1992 Ferrari 512 TR
Over thirty-five years after its introduction, the Testarossa remains a visually stunning expression of Ferrari. Its shocking proportions, particularly the width of the rear track, were driven by the decision to move the radiators from the front of the car to the sides to reduce cabin heat, necessitating what became the car’s visual calling card: the long strakes on the doors and rear fenders. Much of the car’s development was aimed at making the Testarossa more civilized than its Boxer predecessor, addressing contemporary complaints that the Boxer was too raw and insufficiently usable. By that measure, the Testarossa was a success: it was exceptionally high performance but also refined and comfortable. It was a blend that struck a chord with buyers, and over 7,200 examples were built, making it one of Ferrari’s most successful cars of all time.

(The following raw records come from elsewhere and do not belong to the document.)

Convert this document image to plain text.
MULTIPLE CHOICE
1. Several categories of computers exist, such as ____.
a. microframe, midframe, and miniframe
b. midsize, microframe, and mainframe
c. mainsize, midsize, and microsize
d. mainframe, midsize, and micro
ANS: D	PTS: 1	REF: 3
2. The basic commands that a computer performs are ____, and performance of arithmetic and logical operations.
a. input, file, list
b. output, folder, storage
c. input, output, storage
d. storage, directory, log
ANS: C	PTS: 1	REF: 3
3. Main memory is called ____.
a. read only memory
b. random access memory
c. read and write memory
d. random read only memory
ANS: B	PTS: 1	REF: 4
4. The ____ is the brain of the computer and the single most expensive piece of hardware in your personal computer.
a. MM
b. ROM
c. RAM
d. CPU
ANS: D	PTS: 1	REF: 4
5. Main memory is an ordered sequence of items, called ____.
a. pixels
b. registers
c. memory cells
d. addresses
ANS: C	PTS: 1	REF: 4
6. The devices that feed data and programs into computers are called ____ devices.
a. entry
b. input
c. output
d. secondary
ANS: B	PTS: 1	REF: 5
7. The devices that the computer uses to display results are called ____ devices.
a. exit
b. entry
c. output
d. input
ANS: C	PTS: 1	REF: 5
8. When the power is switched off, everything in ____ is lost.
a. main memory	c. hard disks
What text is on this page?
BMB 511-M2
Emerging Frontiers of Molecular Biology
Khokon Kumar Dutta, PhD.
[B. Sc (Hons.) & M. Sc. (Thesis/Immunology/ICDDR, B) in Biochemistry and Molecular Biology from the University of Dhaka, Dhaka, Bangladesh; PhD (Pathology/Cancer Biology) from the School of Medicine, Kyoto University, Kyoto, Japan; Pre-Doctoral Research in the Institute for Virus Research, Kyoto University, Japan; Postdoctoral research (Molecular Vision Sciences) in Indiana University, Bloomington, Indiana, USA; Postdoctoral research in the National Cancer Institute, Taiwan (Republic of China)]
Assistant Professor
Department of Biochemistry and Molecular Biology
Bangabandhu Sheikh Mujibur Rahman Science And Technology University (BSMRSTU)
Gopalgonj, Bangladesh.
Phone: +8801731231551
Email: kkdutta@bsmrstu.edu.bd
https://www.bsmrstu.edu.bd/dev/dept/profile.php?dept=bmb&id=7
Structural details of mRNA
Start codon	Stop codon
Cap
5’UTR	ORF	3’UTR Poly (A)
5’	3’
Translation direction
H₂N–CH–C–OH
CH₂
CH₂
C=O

The Testarossa received minor updates throughout its relatively long production run, and then a major update for the 1992 model year to turn it into the 512 TR. Virtually every system of the car was substantially re-engineered, largely with the goal of addressing complaints that the original Testarossa had forgone a little too much of the visceral excitement that should define a Ferrari. The engine was changed from Bosch CIS to Motronic, the valves enlarged, and the compression ratio increased. The exhaust system was also redesigned and the resulting engine gained approximately 50hp and a broader power curve while also becoming dramatically more responsive and sounding much better. The engine was also moved forward and down in the car, a significant enough change to improve the weight distribution by one percentage point at each axle. The suspension was also revised, the steering ratio quickened, and lower profile tires fitted to go with new 18 inch wheels, an increase of two inches. The brakes were also enlarged and fitted with cross drilled rotors.
The resulting car feels dramatically different before the clutch is even out: its powertrain is much more urgent, and there is a tautness to its responses in all respects which transforms the quiet, civilized feel of the Testarossa into something with genuine sporting urgency.
This particular car is a US car which spent its life in various states, including with its current owner in California for the last 11 years. It has covered 20,000 miles and presents nicely. It has two sets of aftermarket wheels: vintage silver Speedline modular wheels as well as more contemporary black HREs. The car also has a Tubi muffler and a period aftermarket stereo. These changes are easily reversible but collectively give the car a sort of time-warp feeling because the modifications are consistent with how this car would have been modified when new. Included with the car are the HRE wheels as well as the books and partially complete tool set.